I almost felt defensive about not wanting people to think I had my act together, or that it ever feels easy for me. Not in a self-deprecating way – I just don’t think it’s fair to let anyone else think that my life is easier or better. We all struggle with our own stuff everyday. No one’s doing it better than anyone else.

I was exchanging messages with a friend about some of this and the other things we struggle with as women. Little things and big things. Body image, messy houses, time management (there really aren’t enough hours in the day, we know this). Nothing extraordinary, but things I think a lot of us worry we’re battling alone. And it’s not that misery loves company, but there’s something amazing in knowing that whatever you’re struggling with has happened to others. It makes you realize that: a) you’re not alone, or unusual for what you’re experiencing, and b) it gets better.

I was wowed again at how often the most reassuring words in the world are some variation of “me too.”
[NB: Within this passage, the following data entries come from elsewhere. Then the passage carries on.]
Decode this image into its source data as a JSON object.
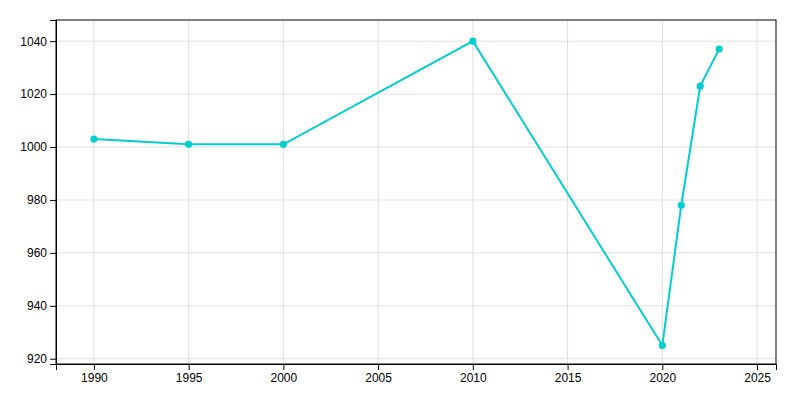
{
  "chart_data": {
    "type": "line",
    "x": [
      1990,
      1995,
      2000,
      2010,
      2020,
      2021,
      2022,
      2023
    ],
    "values": [
      1003,
      1001,
      1001,
      1040,
      925,
      978,
      1023,
      1037
    ],
    "color": "#00CED1",
    "marker": "circle",
    "xlim": [
      1988,
      2026
    ],
    "ylim": [
      918,
      1048
    ],
    "xticks": [
      1990,
      1995,
      2000,
      2005,
      2010,
      2015,
      2020,
      2025
    ],
    "yticks": [
      920,
      940,
      960,
      980,
      1000,
      1020,
      1040
    ],
    "grid": true
  }
}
My friend explained her son went through the exact same stage with daycare, and that he’s fine now. And that I’m doing ok. She also reminded me that behind every challenge we pass, there’s usually another waiting in the wings, but just knowing others are making it is so powerful.
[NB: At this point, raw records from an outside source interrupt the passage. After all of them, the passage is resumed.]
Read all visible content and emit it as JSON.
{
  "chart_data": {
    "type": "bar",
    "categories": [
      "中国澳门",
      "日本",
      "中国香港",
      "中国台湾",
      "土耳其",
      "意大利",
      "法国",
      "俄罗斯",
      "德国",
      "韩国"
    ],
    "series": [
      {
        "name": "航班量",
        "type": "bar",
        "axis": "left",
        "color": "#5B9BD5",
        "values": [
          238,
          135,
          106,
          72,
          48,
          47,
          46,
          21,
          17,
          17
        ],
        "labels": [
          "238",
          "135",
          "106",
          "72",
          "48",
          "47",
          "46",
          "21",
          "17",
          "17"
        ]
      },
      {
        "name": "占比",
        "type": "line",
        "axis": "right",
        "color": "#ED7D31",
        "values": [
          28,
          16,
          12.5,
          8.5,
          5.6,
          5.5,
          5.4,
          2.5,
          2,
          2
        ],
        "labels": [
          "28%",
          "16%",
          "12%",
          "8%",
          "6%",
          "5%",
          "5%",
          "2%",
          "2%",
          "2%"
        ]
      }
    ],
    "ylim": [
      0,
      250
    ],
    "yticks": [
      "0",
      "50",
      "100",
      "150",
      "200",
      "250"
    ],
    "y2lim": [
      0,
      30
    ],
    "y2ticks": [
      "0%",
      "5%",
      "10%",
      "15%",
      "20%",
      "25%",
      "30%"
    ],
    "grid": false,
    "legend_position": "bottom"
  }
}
If you’ve ever run a race and wanted to quit toward the end, but then saw the folks who finished before you on the sidelines cheering you on – it’s that kind of goosebump feeling. We’re all in this together.

focused fear

This weekend my yoga teacher spoke of fearlessness, and identifying where your fears are focused. It’s often not on the immediate or tangible things we might mention. Rather, it’s the much larger but harder-to-define impact that we blame, sometimes without even knowing it.

In this case, leaving a comfortable corporate job and paycheck created short-term fear about paying bills and measuring success among one’s peers. But the larger fear of not being truly happy is what spurred this person to act.

What if I leave this job and can’t make $xx and pay my rent?

What if I stay in this job and in 10 years realize I’ve wasted some of my best years in an unfulfilling role?

It made me think about how often I’ve stayed in situations or fled situations as a result of my short-term fears, without focusing enough on my long-term ones. Without identifying the underlying force, it’s hard to ever address it.